Misailovic has won an NSF CAREER Award based on his proposal to investigate whether static program analysis can be used as the foundation for those tools, and to develop course work to train students in the probabilistic and statistical ways of thinking that can help them improve the reliability of their applications.
“How do we help software developers in a world of uncertainty? The work that I am doing is mainly connecting the theory – so building the theoretical framework for reasoning about it – and building practical tools that can help programmers understand where noise comes from and how that affects computations,” Misailovic said. “We’re looking for ways to bring debugging into this world where there are no strict, single ideal values for variables in your programs.”
The five-year award will provide Misailovic with $500,000.
The data Misailovic wants to help developers handle more effectively is known as noisy data – data in which what is useful or needed is obscured by extraneous or corrupt data.

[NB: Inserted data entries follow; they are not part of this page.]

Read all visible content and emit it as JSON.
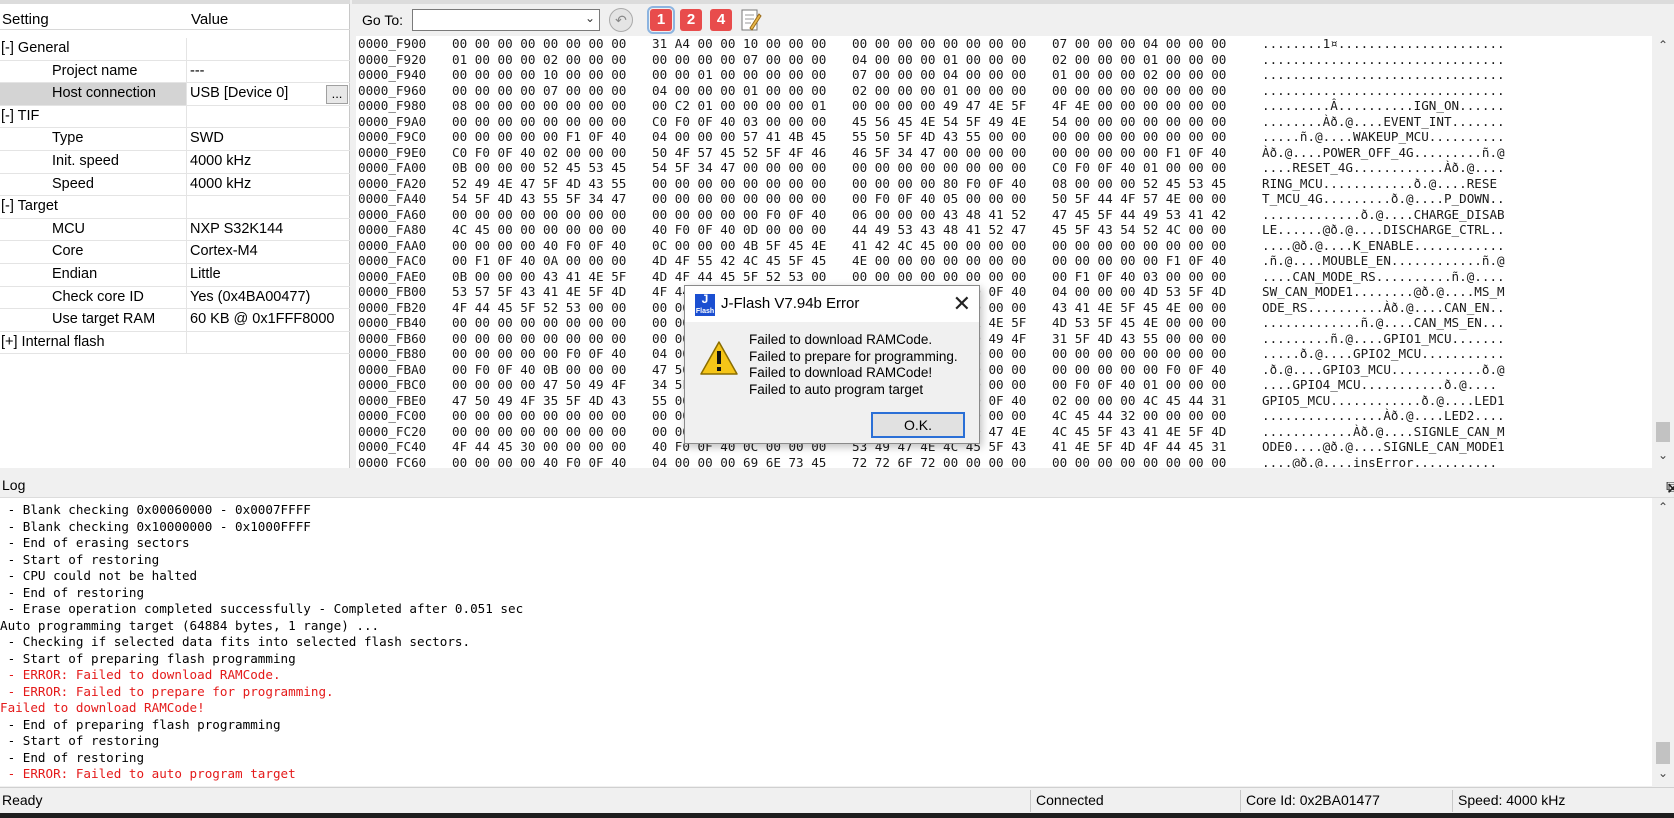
{
  "settings": {
    "col_setting": "Setting",
    "col_value": "Value",
    "rows": [
      {
        "label": "[-] General",
        "value": "",
        "indent": 0
      },
      {
        "label": "Project name",
        "value": "---",
        "indent": 1
      },
      {
        "label": "Host connection",
        "value": "USB [Device 0]",
        "indent": 1,
        "selected": true,
        "browse": "..."
      },
      {
        "label": "[-] TIF",
        "value": "",
        "indent": 0
      },
      {
        "label": "Type",
        "value": "SWD",
        "indent": 1
      },
      {
        "label": "Init. speed",
        "value": "4000 kHz",
        "indent": 1
      },
      {
        "label": "Speed",
        "value": "4000 kHz",
        "indent": 1
      },
      {
        "label": "[-] Target",
        "value": "",
        "indent": 0
      },
      {
        "label": "MCU",
        "value": "NXP S32K144",
        "indent": 1
      },
      {
        "label": "Core",
        "value": "Cortex-M4",
        "indent": 1
      },
      {
        "label": "Endian",
        "value": "Little",
        "indent": 1
      },
      {
        "label": "Check core ID",
        "value": "Yes (0x4BA00477)",
        "indent": 1
      },
      {
        "label": "Use target RAM",
        "value": "60 KB @ 0x1FFF8000",
        "indent": 1
      },
      {
        "label": "[+] Internal flash",
        "value": "",
        "indent": 0
      }
    ]
  },
  "toolbar": {
    "goto_label": "Go To:",
    "goto_value": "",
    "buttons": [
      "1",
      "2",
      "4"
    ]
  },
  "hex": {
    "rows": [
      {
        "addr": "0000_F900",
        "b1": "00 00 00 00 00 00 00 00",
        "b2": "31 A4 00 00 10 00 00 00",
        "b3": "00 00 00 00 00 00 00 00",
        "b4": "07 00 00 00 04 00 00 00",
        "ascii": "........1¤......................"
      },
      {
        "addr": "0000_F920",
        "b1": "01 00 00 00 02 00 00 00",
        "b2": "00 00 00 00 07 00 00 00",
        "b3": "04 00 00 00 01 00 00 00",
        "b4": "02 00 00 00 01 00 00 00",
        "ascii": "................................"
      },
      {
        "addr": "0000_F940",
        "b1": "00 00 00 00 10 00 00 00",
        "b2": "00 00 01 00 00 00 00 00",
        "b3": "07 00 00 00 04 00 00 00",
        "b4": "01 00 00 00 02 00 00 00",
        "ascii": "................................"
      },
      {
        "addr": "0000_F960",
        "b1": "00 00 00 00 07 00 00 00",
        "b2": "04 00 00 00 01 00 00 00",
        "b3": "02 00 00 00 01 00 00 00",
        "b4": "00 00 00 00 00 00 00 00",
        "ascii": "................................"
      },
      {
        "addr": "0000_F980",
        "b1": "08 00 00 00 00 00 00 00",
        "b2": "00 C2 01 00 00 00 00 01",
        "b3": "00 00 00 00 49 47 4E 5F",
        "b4": "4F 4E 00 00 00 00 00 00",
        "ascii": ".........Â..........IGN_ON......"
      },
      {
        "addr": "0000_F9A0",
        "b1": "00 00 00 00 00 00 00 00",
        "b2": "C0 F0 0F 40 03 00 00 00",
        "b3": "45 56 45 4E 54 5F 49 4E",
        "b4": "54 00 00 00 00 00 00 00",
        "ascii": "........Àð.@....EVENT_INT......."
      },
      {
        "addr": "0000_F9C0",
        "b1": "00 00 00 00 00 F1 0F 40",
        "b2": "04 00 00 00 57 41 4B 45",
        "b3": "55 50 5F 4D 43 55 00 00",
        "b4": "00 00 00 00 00 00 00 00",
        "ascii": ".....ñ.@....WAKEUP_MCU.........."
      },
      {
        "addr": "0000_F9E0",
        "b1": "C0 F0 0F 40 02 00 00 00",
        "b2": "50 4F 57 45 52 5F 4F 46",
        "b3": "46 5F 34 47 00 00 00 00",
        "b4": "00 00 00 00 00 F1 0F 40",
        "ascii": "Àð.@....POWER_OFF_4G.........ñ.@"
      },
      {
        "addr": "0000_FA00",
        "b1": "0B 00 00 00 52 45 53 45",
        "b2": "54 5F 34 47 00 00 00 00",
        "b3": "00 00 00 00 00 00 00 00",
        "b4": "C0 F0 0F 40 01 00 00 00",
        "ascii": "....RESET_4G............Àð.@...."
      },
      {
        "addr": "0000_FA20",
        "b1": "52 49 4E 47 5F 4D 43 55",
        "b2": "00 00 00 00 00 00 00 00",
        "b3": "00 00 00 00 80 F0 0F 40",
        "b4": "08 00 00 00 52 45 53 45",
        "ascii": "RING_MCU............ð.@....RESE"
      },
      {
        "addr": "0000_FA40",
        "b1": "54 5F 4D 43 55 5F 34 47",
        "b2": "00 00 00 00 00 00 00 00",
        "b3": "00 F0 0F 40 05 00 00 00",
        "b4": "50 5F 44 4F 57 4E 00 00",
        "ascii": "T_MCU_4G.........ð.@....P_DOWN.."
      },
      {
        "addr": "0000_FA60",
        "b1": "00 00 00 00 00 00 00 00",
        "b2": "00 00 00 00 00 F0 0F 40",
        "b3": "06 00 00 00 43 48 41 52",
        "b4": "47 45 5F 44 49 53 41 42",
        "ascii": ".............ð.@....CHARGE_DISAB"
      },
      {
        "addr": "0000_FA80",
        "b1": "4C 45 00 00 00 00 00 00",
        "b2": "40 F0 0F 40 0D 00 00 00",
        "b3": "44 49 53 43 48 41 52 47",
        "b4": "45 5F 43 54 52 4C 00 00",
        "ascii": "LE......@ð.@....DISCHARGE_CTRL.."
      },
      {
        "addr": "0000_FAA0",
        "b1": "00 00 00 00 40 F0 0F 40",
        "b2": "0C 00 00 00 4B 5F 45 4E",
        "b3": "41 42 4C 45 00 00 00 00",
        "b4": "00 00 00 00 00 00 00 00",
        "ascii": "....@ð.@....K_ENABLE............"
      },
      {
        "addr": "0000_FAC0",
        "b1": "00 F1 0F 40 0A 00 00 00",
        "b2": "4D 4F 55 42 4C 45 5F 45",
        "b3": "4E 00 00 00 00 00 00 00",
        "b4": "00 00 00 00 00 F1 0F 40",
        "ascii": ".ñ.@....MOUBLE_EN............ñ.@"
      },
      {
        "addr": "0000_FAE0",
        "b1": "0B 00 00 00 43 41 4E 5F",
        "b2": "4D 4F 44 45 5F 52 53 00",
        "b3": "00 00 00 00 00 00 00 00",
        "b4": "00 F1 0F 40 03 00 00 00",
        "ascii": "....CAN_MODE_RS..........ñ.@...."
      },
      {
        "addr": "0000_FB00",
        "b1": "53 57 5F 43 41 4E 5F 4D",
        "b2": "4F 44 45 31 00 00 00 00",
        "b3": "00 00 00 00 40 F0 0F 40",
        "b4": "04 00 00 00 4D 53 5F 4D",
        "ascii": "SW_CAN_MODE1........@ð.@....MS_M"
      },
      {
        "addr": "0000_FB20",
        "b1": "4F 44 45 5F 52 53 00 00",
        "b2": "00 00 00 00 00 00 00 00",
        "b3": "C0 F0 0F 40 04 00 00 00",
        "b4": "43 41 4E 5F 45 4E 00 00",
        "ascii": "ODE_RS..........Àð.@....CAN_EN.."
      },
      {
        "addr": "0000_FB40",
        "b1": "00 00 00 00 00 00 00 00",
        "b2": "00 00 00 00 00 F1 0F 40",
        "b3": "04 00 00 00 43 41 4E 5F",
        "b4": "4D 53 5F 45 4E 00 00 00",
        "ascii": ".............ñ.@....CAN_MS_EN..."
      },
      {
        "addr": "0000_FB60",
        "b1": "00 00 00 00 00 00 00 00",
        "b2": "00 00 00 00 00 F1 0F 40",
        "b3": "04 00 00 00 47 50 49 4F",
        "b4": "31 5F 4D 43 55 00 00 00",
        "ascii": ".........ñ.@....GPIO1_MCU......."
      },
      {
        "addr": "0000_FB80",
        "b1": "00 00 00 00 00 F0 0F 40",
        "b2": "04 00 00 00 47 50 49 4F",
        "b3": "32 5F 4D 43 55 00 00 00",
        "b4": "00 00 00 00 00 00 00 00",
        "ascii": ".....ð.@....GPIO2_MCU..........."
      },
      {
        "addr": "0000_FBA0",
        "b1": "00 F0 0F 40 0B 00 00 00",
        "b2": "47 50 49 4F 33 5F 4D 43",
        "b3": "55 00 00 00 00 00 00 00",
        "b4": "00 00 00 00 00 F0 0F 40",
        "ascii": ".ð.@....GPIO3_MCU............ð.@"
      },
      {
        "addr": "0000_FBC0",
        "b1": "00 00 00 00 47 50 49 4F",
        "b2": "34 5F 4D 43 55 00 00 00",
        "b3": "00 00 00 00 00 00 00 00",
        "b4": "00 F0 0F 40 01 00 00 00",
        "ascii": "....GPIO4_MCU...........ð.@...."
      },
      {
        "addr": "0000_FBE0",
        "b1": "47 50 49 4F 35 5F 4D 43",
        "b2": "55 00 00 00 00 00 00 00",
        "b3": "00 00 00 00 00 F0 0F 40",
        "b4": "02 00 00 00 4C 45 44 31",
        "ascii": "GPIO5_MCU............ð.@....LED1"
      },
      {
        "addr": "0000_FC00",
        "b1": "00 00 00 00 00 00 00 00",
        "b2": "00 00 00 00 00 00 00 00",
        "b3": "C0 F0 0F 40 00 00 00 00",
        "b4": "4C 45 44 32 00 00 00 00",
        "ascii": "................Àð.@....LED2...."
      },
      {
        "addr": "0000_FC20",
        "b1": "00 00 00 00 00 00 00 00",
        "b2": "00 00 00 00 C0 F0 0F 40",
        "b3": "0B 00 00 00 53 49 47 4E",
        "b4": "4C 45 5F 43 41 4E 5F 4D",
        "ascii": "............Àð.@....SIGNLE_CAN_M"
      },
      {
        "addr": "0000_FC40",
        "b1": "4F 44 45 30 00 00 00 00",
        "b2": "40 F0 0F 40 0C 00 00 00",
        "b3": "53 49 47 4E 4C 45 5F 43",
        "b4": "41 4E 5F 4D 4F 44 45 31",
        "ascii": "ODE0....@ð.@....SIGNLE_CAN_MODE1"
      },
      {
        "addr": "0000_FC60",
        "b1": "00 00 00 00 40 F0 0F 40",
        "b2": "04 00 00 00 69 6E 73 45",
        "b3": "72 72 6F 72 00 00 00 00",
        "b4": "00 00 00 00 00 00 00 00",
        "ascii": "....@ð.@....insError..........."
      }
    ]
  },
  "log": {
    "title": "Log",
    "lines": [
      {
        "text": " - Blank checking 0x00060000 - 0x0007FFFF",
        "error": false
      },
      {
        "text": " - Blank checking 0x10000000 - 0x1000FFFF",
        "error": false
      },
      {
        "text": " - End of erasing sectors",
        "error": false
      },
      {
        "text": " - Start of restoring",
        "error": false
      },
      {
        "text": " - CPU could not be halted",
        "error": false
      },
      {
        "text": " - End of restoring",
        "error": false
      },
      {
        "text": " - Erase operation completed successfully - Completed after 0.051 sec",
        "error": false
      },
      {
        "text": "Auto programming target (64884 bytes, 1 range) ...",
        "error": false
      },
      {
        "text": " - Checking if selected data fits into selected flash sectors.",
        "error": false
      },
      {
        "text": " - Start of preparing flash programming",
        "error": false
      },
      {
        "text": " - ERROR: Failed to download RAMCode.",
        "error": true
      },
      {
        "text": " - ERROR: Failed to prepare for programming.",
        "error": true
      },
      {
        "text": "Failed to download RAMCode!",
        "error": true
      },
      {
        "text": " - End of preparing flash programming",
        "error": false
      },
      {
        "text": " - Start of restoring",
        "error": false
      },
      {
        "text": " - End of restoring",
        "error": false
      },
      {
        "text": " - ERROR: Failed to auto program target",
        "error": true
      }
    ]
  },
  "status": {
    "state": "Ready",
    "connection": "Connected",
    "core_id": "Core Id: 0x2BA01477",
    "speed": "Speed: 4000 kHz"
  },
  "dialog": {
    "icon_text": "J",
    "icon_sub": "Flash",
    "title": "J-Flash V7.94b Error",
    "messages": [
      "Failed to download RAMCode.",
      "Failed to prepare for programming.",
      "Failed to download RAMCode!",
      "Failed to auto program target"
    ],
    "ok_label": "O.K."
  },
  "colors": {
    "error_text": "#e41a1a",
    "toolbar_badge": "#e84c4c",
    "focus_border": "#2a6fd6"
  }
}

It is ubiquitous, a product of imperfections in the sensors gathering data in many applications, the models used in computation, and even in the computations themselves.
“We either have to ask program developers to think about every aspect of handling those imprecisions, or we can go and try to think, ‘How can we help them to introduce principled programming techniques for handling noise?’” Misailovic said.

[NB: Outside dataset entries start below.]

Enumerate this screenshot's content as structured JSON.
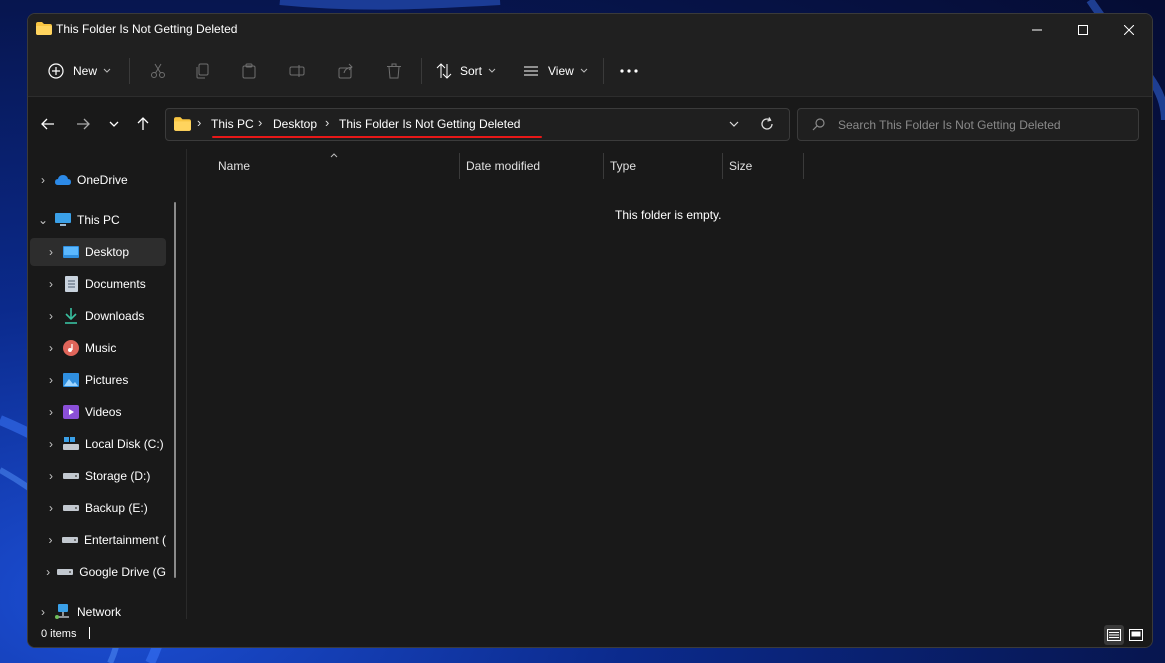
{
  "window": {
    "title": "This Folder Is Not Getting Deleted"
  },
  "toolbar": {
    "new_label": "New",
    "sort_label": "Sort",
    "view_label": "View"
  },
  "address": {
    "crumbs": [
      "This PC",
      "Desktop",
      "This Folder Is Not Getting Deleted"
    ],
    "underline_color": "#e81818"
  },
  "search": {
    "placeholder": "Search This Folder Is Not Getting Deleted"
  },
  "sidebar": {
    "items": [
      {
        "label": "OneDrive",
        "icon": "onedrive-icon"
      },
      {
        "label": "This PC",
        "icon": "computer-icon"
      },
      {
        "label": "Desktop",
        "icon": "desktop-icon"
      },
      {
        "label": "Documents",
        "icon": "documents-icon"
      },
      {
        "label": "Downloads",
        "icon": "downloads-icon"
      },
      {
        "label": "Music",
        "icon": "music-icon"
      },
      {
        "label": "Pictures",
        "icon": "pictures-icon"
      },
      {
        "label": "Videos",
        "icon": "videos-icon"
      },
      {
        "label": "Local Disk (C:)",
        "icon": "local-disk-icon"
      },
      {
        "label": "Storage (D:)",
        "icon": "drive-icon"
      },
      {
        "label": "Backup (E:)",
        "icon": "drive-icon"
      },
      {
        "label": "Entertainment (",
        "icon": "drive-icon"
      },
      {
        "label": "Google Drive (G",
        "icon": "drive-icon"
      },
      {
        "label": "Network",
        "icon": "network-icon"
      }
    ]
  },
  "columns": {
    "name": "Name",
    "date_modified": "Date modified",
    "type": "Type",
    "size": "Size"
  },
  "content": {
    "empty_message": "This folder is empty."
  },
  "status": {
    "items_count": "0 items"
  }
}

The proposal accepted by the NSF grew out of two projects led by his students:
- ProbFuzz, a novel framework for systematic testing of probabilistic programming systems used to automate parts of the Bayesian tasks used in machine learning, computer vision and statistics. Its development was led by PhD student Saikat Dutta.
- PSense is a system used to evaluate the sensitivity of probabilistic programs. Zixin Huang, who is now a PhD student, led its development as an undergraduate.
Probabilistic programming languages aim to accelerate the use of efficient Bayesian inference – a means of updating the probability of a particular outcome as more information becomes available -- by providing an intuitive framework for software developers. Probabilistic languages represent probabilistic models as programs that assign probability distributions to the variables in code, and condition the model on observed data.
“So imagine now that you’re writing a program that has probability distributions in them (and) they have some values in them for initial beliefs,” Misailovic said. “You change something about the assumptions, and you want to see how much that affects the results of that program.”
During the project, he plans to evaluate two types of analyses for probabilistic programs. Sensitivity analysis examines how changes in an independent variable affect a dependent variable or output. Semantic differencing computes how the structural code changes affect the results of probabilistic inference.
Misailovic wants to develop a range of techniques that use these types of analysis to find errors in probabilistic programming systems and improve the performance of applications that rely on noisy data.
Beyond that, he plans to develop a course to train computer scientists to think more statistically so they can improve the development of their applications that operate in the presence of noise and uncertainty.